3 mai 2010 - Le Télégramme


Vendredi, c'est avec un jour d'avance sur la fête du 1er-Mai que les employés de l'Association hospitalière de Bretagne, à Plouguernével, ont débrayé à l'appel de l'intersyndicale, pour protester contre les conditions de travail.


Cinq cent cinquante personnes des différentes structures de l'Association hospitalière de Bretagne (AHB) ont protesté, vendredi à Plouguernével, contre «les conditions de travail qui se sont fortement détériorées depuis quelques mois, avec des remplacements de personnels très limités.

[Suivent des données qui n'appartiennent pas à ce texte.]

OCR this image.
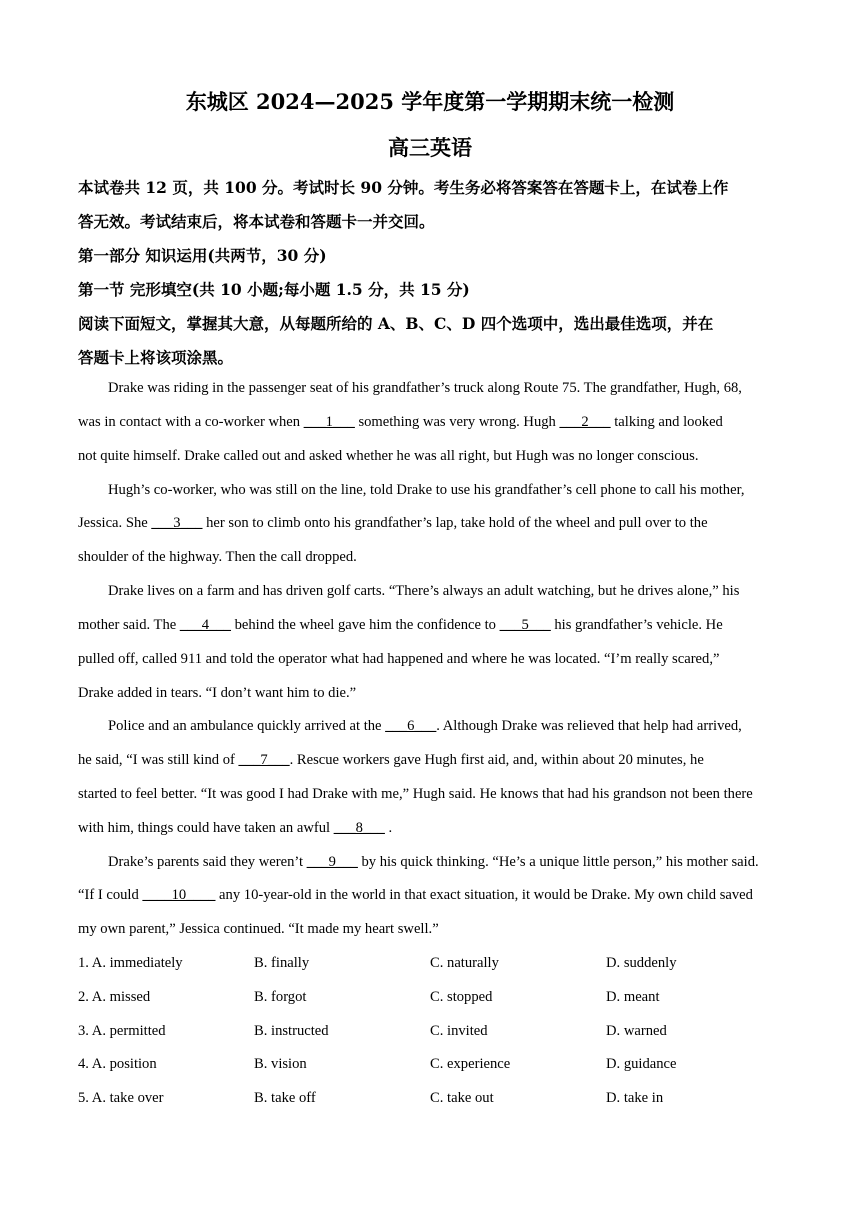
东城区 2024—2025 学年度第一学期期末统一检测
高三英语
本试卷共 12 页，共 100 分。考试时长 90 分钟。考生务必将答案答在答题卡上，在试卷上作
答无效。考试结束后，将本试卷和答题卡一并交回。
第一部分 知识运用(共两节，30 分)
第一节 完形填空(共 10 小题;每小题 1.5 分，共 15 分)
阅读下面短文，掌握其大意，从每题所给的 A、B、C、D 四个选项中，选出最佳选项，并在
答题卡上将该项涂黑。
Drake was riding in the passenger seat of his grandfather’s truck along Route 75. The grandfather, Hugh, 68,
was in contact with a co-worker when ___1___ something was very wrong. Hugh ___2___ talking and looked
not quite himself. Drake called out and asked whether he was all right, but Hugh was no longer conscious.
Hugh’s co-worker, who was still on the line, told Drake to use his grandfather’s cell phone to call his mother,
Jessica. She ___3___ her son to climb onto his grandfather’s lap, take hold of the wheel and pull over to the
shoulder of the highway. Then the call dropped.
Drake lives on a farm and has driven golf carts. “There’s always an adult watching, but he drives alone,” his
mother said. The ___4___ behind the wheel gave him the confidence to ___5___ his grandfather’s vehicle. He
pulled off, called 911 and told the operator what had happened and where he was located. “I’m really scared,”
Drake added in tears. “I don’t want him to die.”
Police and an ambulance quickly arrived at the ___6___. Although Drake was relieved that help had arrived,
he said, “I was still kind of ___7___. Rescue workers gave Hugh first aid, and, within about 20 minutes, he
started to feel better. “It was good I had Drake with me,” Hugh said. He knows that had his grandson not been there
with him, things could have taken an awful ___8___ .
Drake’s parents said they weren’t ___9___ by his quick thinking. “He’s a unique little person,” his mother said.
“If I could ____10____ any 10-year-old in the world in that exact situation, it would be Drake. My own child saved
my own parent,” Jessica continued. “It made my heart swell.”
1. A. immediately	B. finally	C. naturally	D. suddenly
2. A. missed	B. forgot	C. stopped	D. meant
3. A. permitted	B. instructed	C. invited	D. warned
4. A. position	B. vision	C. experience	D. guidance
5. A. take over	B. take off	C. take out	D. take in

Toutes les qualifications sont concernées.

 

Il n'y a pas d'argent pour pallier les absences et les remplacements de personnels mais on en trouve toujours pour financer les audits, dont l'aboutissement est incertain.

 

En revanche, pour porter les revendications syndicales, en matière de salaires, devant le Fepah, la direction est des plus économes», ont avancé les syndicats qui appelaient le personnel au débrayage. «Pour compléter le tableau, la pression exercée, depuis quelque temps, par le service DRH et la DSSi ne fait qu'envenimer l'équilibre du climat social», ont-ils affirmé.

 

Six délégués syndicaux ont été reçus par le conseil d'administration et Georges Steppe, directeur général de l'AHB, qui «a convenu de les recevoir cette semaine. Nous allons étudier point par point toutes les revendications qu'ils nous ont exposées pour un retour rapide à la sérénité».